Protect the Partrick Wetlands
and our Community


P&Z Hints at Denial for Poplar Plains Plan
By Kirk Lang
Printed in the Westport News

If Thursday night was any indication, it looks like the Planning and Zoning Commission will deny ARS Partners' application to erect The Reserve at Poplar Plains, a 22 single-family house development, on the former F.D. Rich property, much of which is wetlands.

An official vote on the application could take place tomorrow night.

Traditionally, before the zoning board discusses an item in work session, members will make motions whether to approve or deny an application. However, P&Z Chairman Eleanor Lowenstein advised against such action.

"I would like to discuss this so a preliminary resolution can be drawn up," she said. "This way, we can go down the list and discuss our feelings about certain things rather than make a motion."

However, before the meeting ended, it was clear a number of commissioners were leaning toward denial of the project rather than approval. When an unofficial vote was taken to see where everyone stood on denying without prejudice, the vote was 5-2 in favor.

Early on, a number of commissioners felt further environmental study of the site is needed. P&Z member Elizabeth Kuechenmeister said, "I was certainly struck by the memo from the first selectwoman and the comments from Ira [Bloom, town attorney]. I would like to see testing from an independent third party."

Earlier this month, a couple of days before the final public hearing on ARS Partners' proposal, First Selectwoman Diane Goss Farrell wrote a letter to the commission advocating further environmental study. At the time, Larry Weisman, attorney for ARS Partners, said what Farrell did was illegal and improper. However, Bloom said Farrell was within her rights to write the letter.

When Kuechenmeister said Thursday she wanted to see additional testing, commission member Arlene Gottlieb quickly agreed with her. Commissioner Michael Stashower wondered if a consultant should be hired to determine if additional testing is required.

Lowenstein noted the site has been tested since 1977. Since that time, varying levels of methane gas, mercury, lead and arsenic have been found. The P&Z chairman noted, though, that there has been no testing since 1999.

"To me, that was a fault," she said, later adding, "You don't know if this has moved through either water, soil or bedrock."

Lowenstein seemed concerned that if ARS Partners successfully appealed a possible denial, conditions that the applicant has agreed to if the project is approved, might not be adhered to.

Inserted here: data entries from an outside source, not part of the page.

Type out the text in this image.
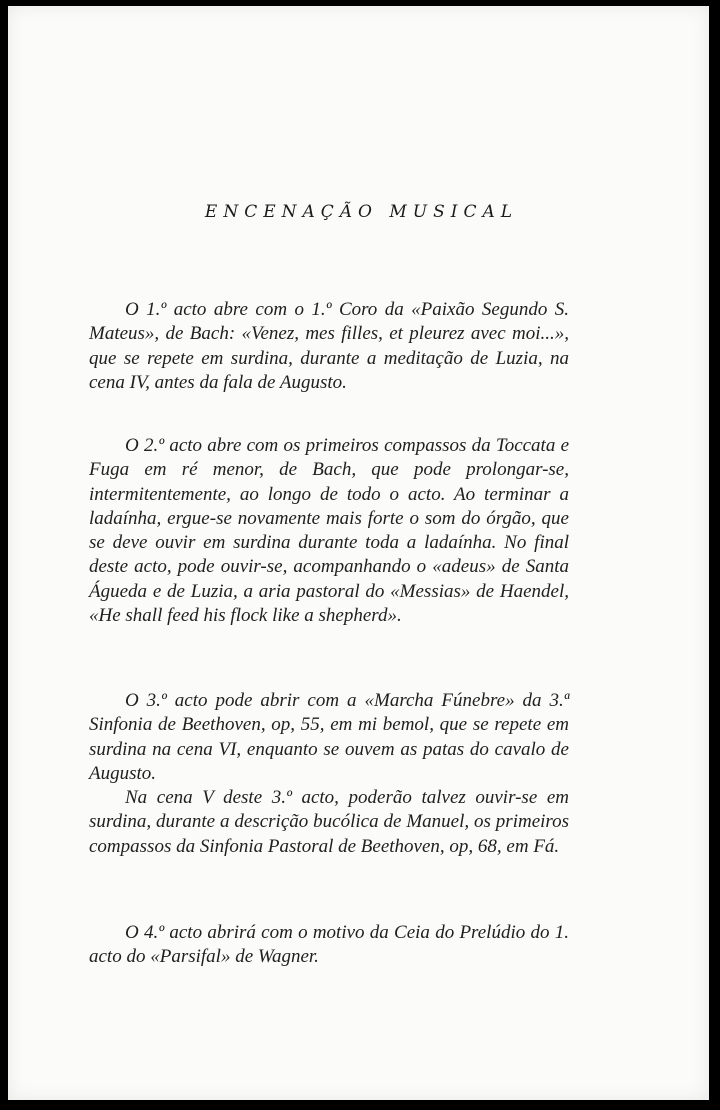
ENCENAÇÃO MUSICAL

O 1.º acto abre com o 1.º Coro da «Paixão Segundo S. Mateus», de Bach: «Venez, mes filles, et pleurez avec moi...», que se repete em surdina, durante a meditação de Luzia, na cena IV, antes da fala de Augusto.

O 2.º acto abre com os primeiros compassos da Toccata e Fuga em ré menor, de Bach, que pode prolongar-se, intermitentemente, ao longo de todo o acto. Ao terminar a ladaínha, ergue-se novamente mais forte o som do órgão, que se deve ouvir em surdina durante toda a ladaínha. No final deste acto, pode ouvir-se, acompanhando o «adeus» de Santa Águeda e de Luzia, a aria pastoral do «Messias» de Haendel, «He shall feed his flock like a shepherd».

O 3.º acto pode abrir com a «Marcha Fúnebre» da 3.ª Sinfonia de Beethoven, op, 55, em mi bemol, que se repete em surdina na cena VI, enquanto se ouvem as patas do cavalo de Augusto.

Na cena V deste 3.º acto, poderão talvez ouvir-se em surdina, durante a descrição bucólica de Manuel, os primeiros compassos da Sinfonia Pastoral de Beethoven, op, 68, em Fá.

O 4.º acto abrirá com o motivo da Ceia do Prelúdio do 1. acto do «Parsifal» de Wagner.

However, P&Z member Bill Crowther said any decision should be based on the facts and not fear of what could occur as the result of litigation.

"You can't base a decision based upon what the courts will do," he said.

Edgar Van Gelder wondered who would pay for a neutral party to do a review.

Lowenstein, one of the two unofficial votes not to deny the project without prejudice, noted, "If you approve it, you can require the applicant to do it."

Van Gelder, the man behind the other sense of the meeting vote against denial, asked his fellow commissioners, who are not environmental experts, "What instructions do we give them for testing?"

Stashower, early in the meeting, said even if the P&Z wins in court and the site is eventually mitigated, "when it's all done, there will be 22 houses built."

"I have a problem with that," he said, at which point Lowenstein interrupted him and said, "Wait a minute, Mike."

Stashower was of the opinion that eight of the proposed homes do not have principal access to a major thoroughfare, and thus do not comply with the zoning regulations, since they would be accessed by Partrick Road and not Newtown Turnpike, where the other 14 homes enter and exit from.

Weisman had argued during the public hearings that the Open Space Residential District-zoned site does have principal access to an arterial road or a major thoroughfare, since the majority of the homes are accessed from Newtown Turnpike.

Stashower, during the P&Z work session, disagreed.

"You're saying you can have access to Partrick based on the number of houses that are on Newtown Turnpike?" he asked, seeming to question the absurdity of such a claim.

The homes proposed along the Partrick Road portion of The Reserve at Poplar Plains cannot be accessed from Newtown Turnpike because of the site's layout.

After some debate between commissioners on whether the site has principal access to a major thoroughfare, a vote was taken on whether primary access as laid out agrees with the regulations. The majority of the zoning board members felt it did.

Lowenstein noted that intervention petitions from residents have yet to be answered, to which Stashower responded, "We've answered them by turning it down."